Стоит придумывать сложные и не распространенные пароли. Лучше избегать слов, которые можно найти в словарях любого языка. Популярные замены букв числами (0 вместо «o», 4 вместо «a») не играют особой роли. Не желательно повторять один и тот же пароль много раз. Хотя именно это и делают пользователи, согласно ноябрьскому исследованию RSA 69%. Результаты продемонстрировали, что потребители многократно используют однажды придуманный ими пароль (при том, что почти 50% из них были жертвами атак со стороны хакеров).
Предложения-подсказки
Большинство экспертов по безопасности сходятся во мнении, что пароли должны быть легко запоминающимися, но трудно угадываемыми. Слишком сложные и непонятные комбинации из символов попросту забудутся. А записывать пароли на стикерах, бумажках, в блокнотах или где-то еще — не самая удачная идея. Тут уж лучше ограничится подсказкой, понятной только хозяину, но не кому-то другому.
Один из параметров, делающий пароль более сложным, состоит в том, чтобы использовать действительно жесткие конструкции. Вряд ли кто-то сможет запомнить набор из двадцати знаков, вроде GdzIQaZyVaFgbh7dlu46. Фактически, такие пароли довольно «болезненно» использовать вообще. С другой стороны, их в самом деле будет трудно взломать. Подобные пароли хороши для систем, требующих особой безопасности и не используемых часто.
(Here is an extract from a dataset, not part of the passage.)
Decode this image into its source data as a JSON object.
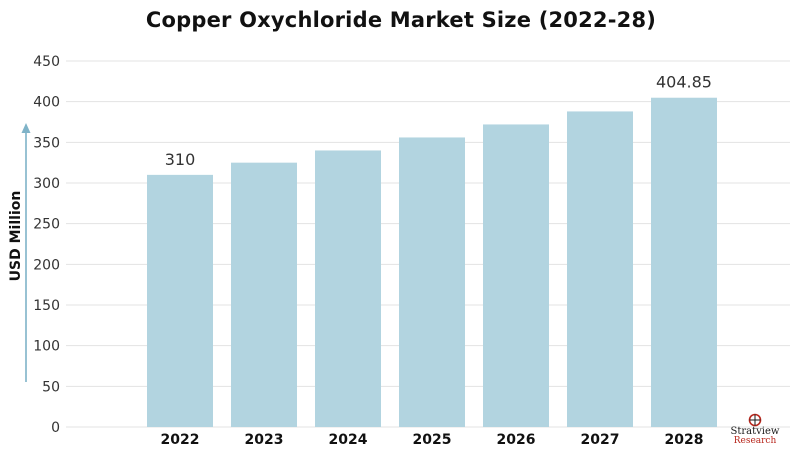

В качестве пароля можно использовать фразу, предварительно кодируя ее. Например на английском «I want to be at the beach» в кодировке может выглядеть, как iw2b@theBeach. Запоминающийся пароль, который будет достаточно сложным для взлома. Под каждую систему возможно подобрать различное окончание. Некоторые системы позволяют даже использовать полные предложение в качестве паролей. Такие пароли не забудутся и будут довольно надежными.
В целях повышения безопасности данных известным облачным хранилищем данных Dropbox был создан список из паролей, которые запрещено использовать. В списке находится около 85100 паролей.
А Университет Южного Уэльса провел исследования, результаты которого показали, что:
4,7% пользователей используют пароль password;
8,5% пользователей выбирают один из двух вариантов: password или 123456;
9,8% пользователей выбирают один из трёх вариантов: password, 123456 или 12345678;
14% пользователей выбирают один из 10 самых популярных паролей;
40% пользователей выбирают один из 100 самых популярных паролей;
79% пользователей выбирают один из 500 самых популярных паролей;
91% пользователей выбирает один из 1 000 самых популярных паролей.